The problem with stopping the treatment early is dependent upon what the initial problem was.
If it is a small skin laceration, there is usually less risk than with an eye or ear infection that needs topical medication. With systemic medications (given by mouth), follow up visits are very important.
One common side effect of antibiotic treatment ended early is development of resistance to the antibiotic. This is a huge problem in medicine in general. Therefore, if an antibiotic is prescribed, give it until it is gone or until the follow up visit to make sure that the condition is improving. If a recurrence is seen, call back immediately, as an extension on the antibiotic or a switch of medication may be necessary.

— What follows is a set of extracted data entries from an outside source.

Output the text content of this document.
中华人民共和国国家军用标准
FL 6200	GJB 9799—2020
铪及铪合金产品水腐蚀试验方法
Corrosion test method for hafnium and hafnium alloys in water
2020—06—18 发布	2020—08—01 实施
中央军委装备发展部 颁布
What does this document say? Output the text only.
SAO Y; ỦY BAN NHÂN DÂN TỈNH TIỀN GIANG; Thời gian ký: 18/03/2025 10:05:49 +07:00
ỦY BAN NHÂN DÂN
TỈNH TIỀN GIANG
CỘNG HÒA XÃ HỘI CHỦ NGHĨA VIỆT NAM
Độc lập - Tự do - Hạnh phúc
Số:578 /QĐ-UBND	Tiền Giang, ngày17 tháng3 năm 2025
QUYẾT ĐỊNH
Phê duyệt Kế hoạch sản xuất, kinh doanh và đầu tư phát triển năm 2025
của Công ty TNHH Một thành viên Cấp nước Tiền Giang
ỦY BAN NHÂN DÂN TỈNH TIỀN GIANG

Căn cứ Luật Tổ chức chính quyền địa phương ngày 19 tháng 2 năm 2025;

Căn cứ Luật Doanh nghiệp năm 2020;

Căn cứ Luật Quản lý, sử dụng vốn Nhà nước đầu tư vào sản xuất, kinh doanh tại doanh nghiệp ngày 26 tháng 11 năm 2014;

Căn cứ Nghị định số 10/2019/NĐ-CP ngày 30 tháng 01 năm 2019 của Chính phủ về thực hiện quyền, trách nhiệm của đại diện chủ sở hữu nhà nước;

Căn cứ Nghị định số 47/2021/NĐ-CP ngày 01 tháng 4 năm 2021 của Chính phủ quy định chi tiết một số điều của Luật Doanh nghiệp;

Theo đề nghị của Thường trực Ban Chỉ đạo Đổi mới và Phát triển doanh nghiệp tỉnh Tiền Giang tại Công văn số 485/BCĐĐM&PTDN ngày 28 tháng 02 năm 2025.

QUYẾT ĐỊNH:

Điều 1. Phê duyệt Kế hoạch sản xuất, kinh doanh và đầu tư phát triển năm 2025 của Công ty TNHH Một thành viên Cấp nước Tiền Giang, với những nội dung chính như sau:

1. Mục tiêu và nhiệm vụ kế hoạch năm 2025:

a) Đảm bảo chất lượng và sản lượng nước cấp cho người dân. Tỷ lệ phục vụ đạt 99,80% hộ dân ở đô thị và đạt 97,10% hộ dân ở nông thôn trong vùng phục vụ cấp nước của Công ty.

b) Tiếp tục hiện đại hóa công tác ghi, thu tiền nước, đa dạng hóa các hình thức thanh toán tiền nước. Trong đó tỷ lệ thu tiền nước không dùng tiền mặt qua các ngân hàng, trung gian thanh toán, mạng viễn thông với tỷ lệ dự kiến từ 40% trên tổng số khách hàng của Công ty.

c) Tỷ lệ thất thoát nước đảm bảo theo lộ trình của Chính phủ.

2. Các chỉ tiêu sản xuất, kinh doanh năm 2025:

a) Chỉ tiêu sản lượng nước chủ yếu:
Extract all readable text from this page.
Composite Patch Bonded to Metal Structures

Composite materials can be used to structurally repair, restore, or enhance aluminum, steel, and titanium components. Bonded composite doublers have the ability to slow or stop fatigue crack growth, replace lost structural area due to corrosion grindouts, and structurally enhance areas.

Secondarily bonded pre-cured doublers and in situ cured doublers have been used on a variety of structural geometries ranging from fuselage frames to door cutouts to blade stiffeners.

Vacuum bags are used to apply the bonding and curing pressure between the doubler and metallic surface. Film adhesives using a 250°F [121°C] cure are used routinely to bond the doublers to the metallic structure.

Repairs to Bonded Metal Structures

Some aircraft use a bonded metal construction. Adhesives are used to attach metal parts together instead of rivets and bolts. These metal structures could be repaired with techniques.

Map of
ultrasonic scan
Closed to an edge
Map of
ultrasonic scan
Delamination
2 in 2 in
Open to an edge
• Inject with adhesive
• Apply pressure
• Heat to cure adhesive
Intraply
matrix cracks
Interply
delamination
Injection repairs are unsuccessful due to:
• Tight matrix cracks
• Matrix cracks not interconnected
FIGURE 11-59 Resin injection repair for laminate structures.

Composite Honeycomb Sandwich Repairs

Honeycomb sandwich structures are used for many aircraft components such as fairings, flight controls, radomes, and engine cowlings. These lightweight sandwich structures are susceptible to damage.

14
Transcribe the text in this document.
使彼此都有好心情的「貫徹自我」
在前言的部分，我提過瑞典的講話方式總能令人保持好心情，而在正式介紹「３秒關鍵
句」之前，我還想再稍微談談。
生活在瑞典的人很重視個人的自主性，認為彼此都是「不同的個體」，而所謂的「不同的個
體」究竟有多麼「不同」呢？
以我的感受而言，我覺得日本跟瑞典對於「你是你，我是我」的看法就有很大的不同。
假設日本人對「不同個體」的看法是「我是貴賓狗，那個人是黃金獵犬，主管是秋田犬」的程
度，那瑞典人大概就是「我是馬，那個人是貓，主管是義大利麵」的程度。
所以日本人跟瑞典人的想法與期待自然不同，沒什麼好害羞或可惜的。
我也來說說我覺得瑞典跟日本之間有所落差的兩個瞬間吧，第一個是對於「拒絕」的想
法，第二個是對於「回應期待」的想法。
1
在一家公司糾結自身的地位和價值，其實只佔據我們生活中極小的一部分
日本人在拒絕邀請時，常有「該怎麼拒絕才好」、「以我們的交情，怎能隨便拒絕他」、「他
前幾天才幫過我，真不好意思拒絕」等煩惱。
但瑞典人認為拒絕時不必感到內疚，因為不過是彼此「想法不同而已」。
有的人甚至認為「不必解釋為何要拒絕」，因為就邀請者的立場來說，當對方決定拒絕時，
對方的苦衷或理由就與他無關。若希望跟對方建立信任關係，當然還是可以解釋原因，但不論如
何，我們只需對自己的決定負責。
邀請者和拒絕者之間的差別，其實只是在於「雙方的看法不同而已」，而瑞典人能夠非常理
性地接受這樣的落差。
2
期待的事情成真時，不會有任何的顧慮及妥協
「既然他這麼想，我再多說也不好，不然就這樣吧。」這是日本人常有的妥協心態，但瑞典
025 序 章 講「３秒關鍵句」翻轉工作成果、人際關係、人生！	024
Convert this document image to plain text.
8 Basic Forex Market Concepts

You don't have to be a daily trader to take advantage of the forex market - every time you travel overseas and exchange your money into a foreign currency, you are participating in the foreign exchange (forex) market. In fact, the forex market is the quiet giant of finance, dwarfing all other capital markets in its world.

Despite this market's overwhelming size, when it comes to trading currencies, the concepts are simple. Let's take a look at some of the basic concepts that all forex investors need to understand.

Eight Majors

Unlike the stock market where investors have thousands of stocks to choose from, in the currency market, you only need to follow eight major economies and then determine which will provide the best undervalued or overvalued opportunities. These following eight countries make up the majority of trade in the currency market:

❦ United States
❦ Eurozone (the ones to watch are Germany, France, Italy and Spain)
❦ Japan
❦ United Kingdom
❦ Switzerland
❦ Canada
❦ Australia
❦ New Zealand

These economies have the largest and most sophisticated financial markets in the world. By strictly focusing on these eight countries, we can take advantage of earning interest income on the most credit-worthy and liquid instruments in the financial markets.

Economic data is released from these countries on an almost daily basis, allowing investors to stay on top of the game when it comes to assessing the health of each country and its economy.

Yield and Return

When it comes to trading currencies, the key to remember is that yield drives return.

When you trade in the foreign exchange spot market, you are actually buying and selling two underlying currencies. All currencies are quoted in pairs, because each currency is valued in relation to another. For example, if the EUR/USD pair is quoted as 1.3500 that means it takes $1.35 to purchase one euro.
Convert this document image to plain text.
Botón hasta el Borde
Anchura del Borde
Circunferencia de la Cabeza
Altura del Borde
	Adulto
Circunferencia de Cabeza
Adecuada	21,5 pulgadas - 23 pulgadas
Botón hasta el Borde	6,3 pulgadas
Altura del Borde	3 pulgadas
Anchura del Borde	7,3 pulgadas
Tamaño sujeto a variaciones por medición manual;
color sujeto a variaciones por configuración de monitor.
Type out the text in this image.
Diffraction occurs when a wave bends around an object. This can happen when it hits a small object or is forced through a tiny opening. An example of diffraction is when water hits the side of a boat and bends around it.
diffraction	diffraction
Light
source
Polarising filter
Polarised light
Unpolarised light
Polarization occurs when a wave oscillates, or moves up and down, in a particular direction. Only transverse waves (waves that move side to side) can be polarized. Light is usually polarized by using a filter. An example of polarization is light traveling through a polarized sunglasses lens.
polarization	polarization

If this is chronic condition, such as heart disease, stopping the treatment may result in the relapse of symptoms or fast progression of the disease. With chronic conditions, this is often a problem and can cause the full disease process to result more quickly. Many medications are used to both prevent and treat development of symptoms and slow the disease progression. Without the medications, the disease process will often occur much more quickly.
Why do I need a follow up visit?
Finally, there is often a follow up visit scheduled around the time that the medication runs out for simple treatments or after a few weeks for chronic problems to check on progress. This visit is important to make sure that things are going well with your pet. Other reasons for follow up visits are to monitor the medication levels or to check enzyme levels in the blood.
For chronic problems, this is a key visit as it is used to correct anything before the disease process has time to get out of hand from your initial visit. This follow up is essential for the following conditions that we see commonly: urinary tract infections, ear or eye infections, thyroid disease, whole body skin infections, and medications given for seizure disorders.
Finally some miscellaneous concerns on called in prescriptions and costs.
Unfortunately, veterinary costs are often based on disposable income and many problems seem to crop up when we can least afford them.
Use your best judgment, but here are my suggestions.
1. Be upfront about money.
I can tell you that I am not always happy with the limits, but I can better choose how to proceed and stay within the constraints placed upon the care. This also lets me decide what tests have to be run today and what can wait until later. It is better to know that I have only $200 to work with upfront than to spend $200 on diagnostics and the owner cannot purchase any medications that are needed.
2. If you cannot afford all of the medications at one time, tell the veterinarian and only get the most important one(s).
I believe that clients should be as educated about what is going on with their pets as possible. If your veterinarian educates you about medications and why, it is often easier to determine what to purchase and he/she should be upfront about this.
3. If prescriptions are called into a pharmacy, pick them up.
Sometimes medications are not available in the veterinary hospital. If the doctor bothers to prescribe the medication, you should try to get all of the medications. However, you should understand which medications are the most important because the one that was called in may be more important than any that you can purchase from the clinic.
4. If the pharmacy prescriptions are cheaper, have them called into the pharmacy.
If money is tight and we can call in a generic prescription to a pharmacy, assuming they carry the right size, most clinics are okay doing this. However, veterinarians do worry that you may not pick up the medication if you do not get it at the clinic.